In October, 1998 the National Institutes of Health will complete the review of a MAPS-supported grant application for the study of marijuana in patients whose migraines require a visit to the emergency room. The grant application was submitted earlier this year by Ethan Russo, M.D., University of Montana. Dr. Russo's grant application is the second he has submitted to NIH; the first was rejected. As far as we know, Dr. Russo is the only researcher in the U.S. currently seeking approval for a study of any medical use of marijuana in a patient population. Unfortunately, the National Institute on Drug Abuse (NIDA), which has a monopoly on the supply of marijuana legal for FDA-approved research, continues to impose excessive restrictions on all medical marijuana research proposals. NIDA's policies prohibit all privately-funded projects from receiving supplies of marijuana and require government funding before any medical marijuana project can go forward. Needless to say, obtaining government funding for medical marijuana research is no easy task. It can be done, however, as MAPS and Donald Abrams, M.D., UC San Francisco, have demonstrated. Dr. Abrams has published an article about our struggle to obtain permission for his study; (Abrams D, Medical Marijuana - Tribulations and Trials. J of Psychoactive Drugs, 30(2), 163:169. April-June 1998.) Dr. Abrams is currently treating patients in his study, the first to evaluate the medical use of marijuana in a patient population in fifteen years.
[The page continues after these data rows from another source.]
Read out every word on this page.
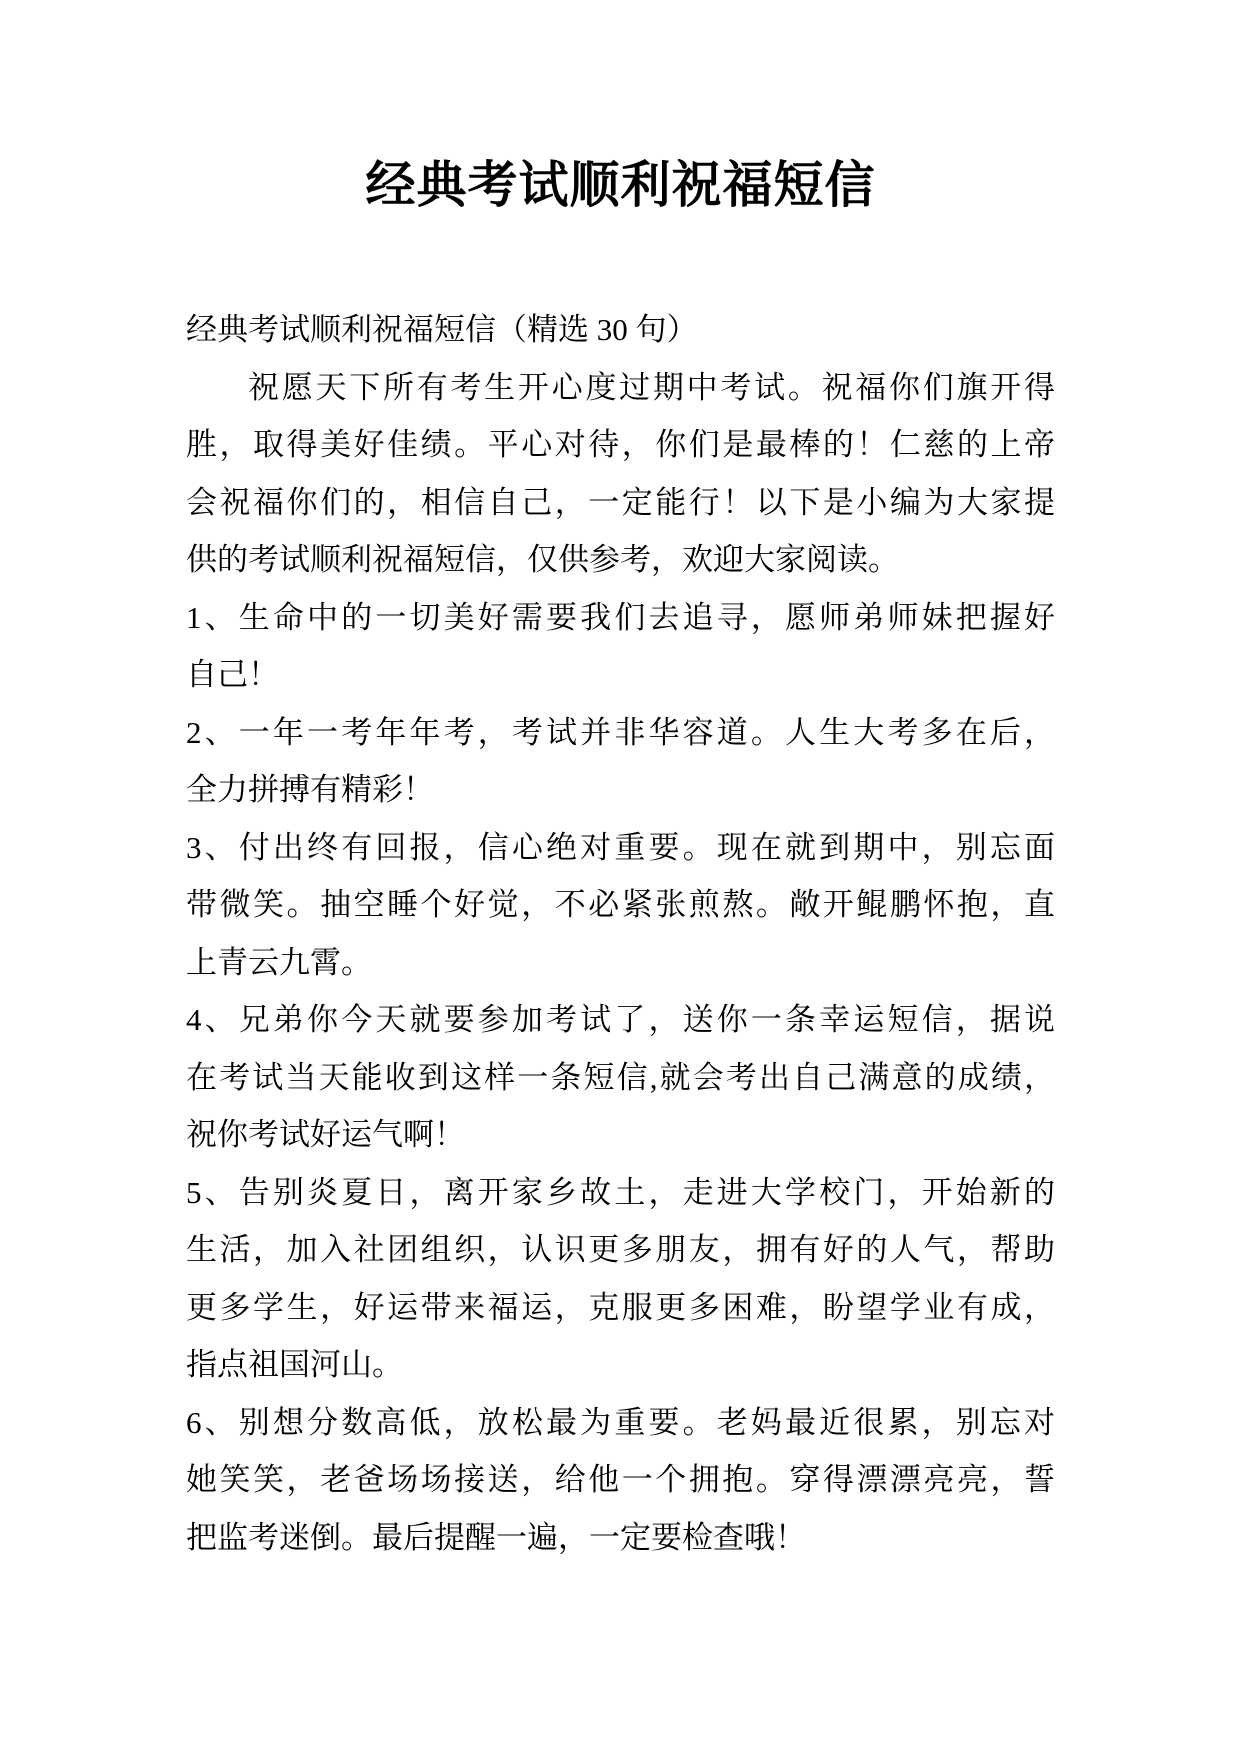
经典考试顺利祝福短信
经典考试顺利祝福短信（精选 30 句）
祝愿天下所有考生开心度过期中考试。祝福你们旗开得
胜，取得美好佳绩。平心对待，你们是最棒的！仁慈的上帝
会祝福你们的，相信自己，一定能行！以下是小编为大家提
供的考试顺利祝福短信，仅供参考，欢迎大家阅读。
1、生命中的一切美好需要我们去追寻，愿师弟师妹把握好
自己！
2、一年一考年年考，考试并非华容道。人生大考多在后，
全力拼搏有精彩！
3、付出终有回报，信心绝对重要。现在就到期中，别忘面
带微笑。抽空睡个好觉，不必紧张煎熬。敞开鲲鹏怀抱，直
上青云九霄。
4、兄弟你今天就要参加考试了，送你一条幸运短信，据说
在考试当天能收到这样一条短信,就会考出自己满意的成绩，
祝你考试好运气啊！
5、告别炎夏日，离开家乡故土，走进大学校门，开始新的
生活，加入社团组织，认识更多朋友，拥有好的人气，帮助
更多学生，好运带来福运，克服更多困难，盼望学业有成，
指点祖国河山。
6、别想分数高低，放松最为重要。老妈最近很累，别忘对
她笑笑，老爸场场接送，给他一个拥抱。穿得漂漂亮亮，誓
把监考迷倒。最后提醒一遍，一定要检查哦！
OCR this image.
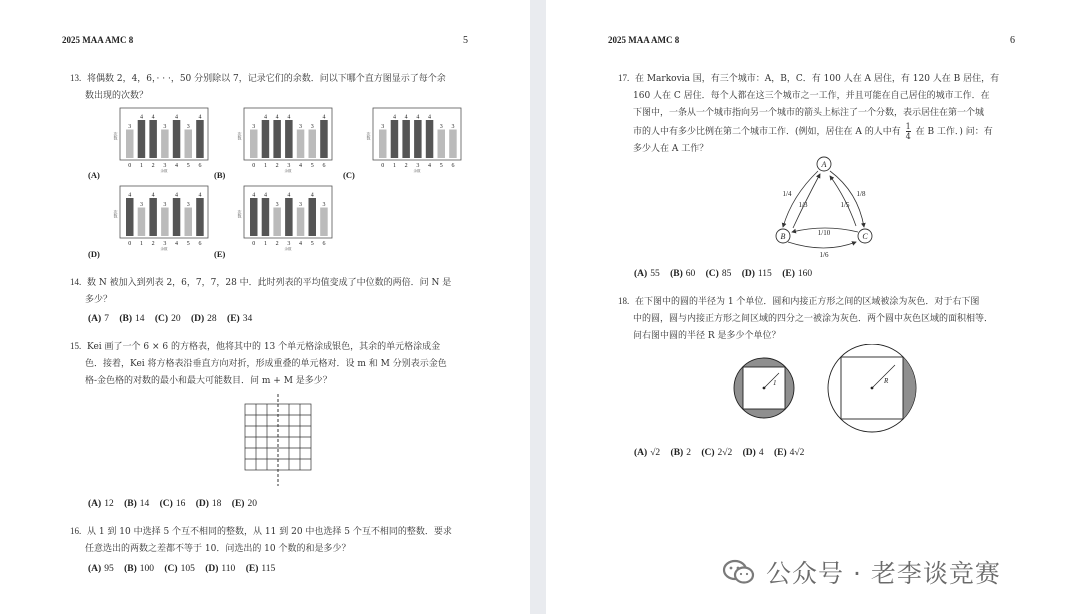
2025 MAA AMC 8	5
13. 将偶数 2，4，6，· · ·，50 分别除以 7，记录它们的余数．问以下哪个直方图显示了每个余
数出现的次数？
次数
3
0
4
1
4
2
3
3
4
4
3
5
4
6
余数
(A)
次数
3
0
4
1
4
2
4
3
3
4
3
5
4
6
余数
(B)
次数
3
0
4
1
4
2
4
3
4
4
3
5
3
6
余数
(C)
次数
4
0
3
1
4
2
3
3
4
4
3
5
4
6
余数
(D)
次数
4
0
4
1
3
2
4
3
3
4
4
5
3
6
余数
(E)
14. 数 N 被加入到列表 2，6，7，7，28 中．此时列表的平均值变成了中位数的两倍．问 N 是
多少？
(A) 7 (B) 14 (C) 20 (D) 28 (E) 34
15. Kei 画了一个 6 × 6 的方格表，他将其中的 13 个单元格涂成银色，其余的单元格涂成金
色．接着，Kei 将方格表沿垂直方向对折，形成重叠的单元格对．设 m 和 M 分别表示金色
格-金色格的对数的最小和最大可能数目．问 m + M 是多少？
(A) 12 (B) 14 (C) 16 (D) 18 (E) 20
16. 从 1 到 10 中选择 5 个互不相同的整数，从 11 到 20 中也选择 5 个互不相同的整数．要求
任意选出的两数之差都不等于 10．问选出的 10 个数的和是多少？
(A) 95 (B) 100 (C) 105 (D) 110 (E) 115
2025 MAA AMC 8	6
17. 在 Markovia 国，有三个城市：A，B，C．有 100 人在 A 居住，有 120 人在 B 居住，有
160 人在 C 居住．每个人都在这三个城市之一工作，并且可能在自己居住的城市工作．在
下图中，一条从一个城市指向另一个城市的箭头上标注了一个分数，表示居住在第一个城
市的人中有多少比例在第二个城市工作．(例如，居住在 A 的人中有 $\frac{1}{4}$ 在 B 工作．) 问：有
多少人在 A 工作？
A
B	C
1/4
1/3
1/8
1/5
1/10
1/6
(A) 55 (B) 60 (C) 85 (D) 115 (E) 160
18. 在下图中的圆的半径为 1 个单位．圆和内接正方形之间的区域被涂为灰色．对于右下图
中的圆，圆与内接正方形之间区域的四分之一被涂为灰色．两个圆中灰色区域的面积相等．
问右图中圆的半径 R 是多少个单位？
1	R
(A) √2 (B) 2 (C) 2√2 (D) 4 (E) 4√2
公众号 · 老李谈竞赛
Data analysis will soon be completed on a major research project supported by MAPS, the 35- to 42-year follow-up study of the pioneering LSD research of Dr. Oscar Janiger. A positive and lengthy cover article about the follow-up study appeared in the July 2, 1998 issue of LA Weekly and was reprinted in other weekly papers. The article is available on the Internet at www.laweekly.com in the archive section. The next big issue of the MAPS Bulletin will feature a complete report on the results of this follow-up study.

In Israel, Moshe Kotler, M.D., Ben-Gurion University of the Negev, is in the midst of the protocol design process for a MAPS-funded project intended to investigate the use of MDMA in the treatment of patients with post-traumatic stress disorder (PTSD).

In the Netherlands, a preliminary report by Nicole Maalsté and Hans Ossebaard, Utrecht University, is expected soon regarding their MAPS-supported follow-up study of Dr. Jan Bastiaans' LSD therapy in the psychological treatment of concentration camp survivors. One personal note - My wife, Lynne, and I are expecting our third child in mid-November. For those looking for evidence of brain damage as a result of my prior use of psychedelics, the conscious decision to add yet another element of chaos to our lives may be it. Yet we look forward to new life with enthusiasm and exhaustion.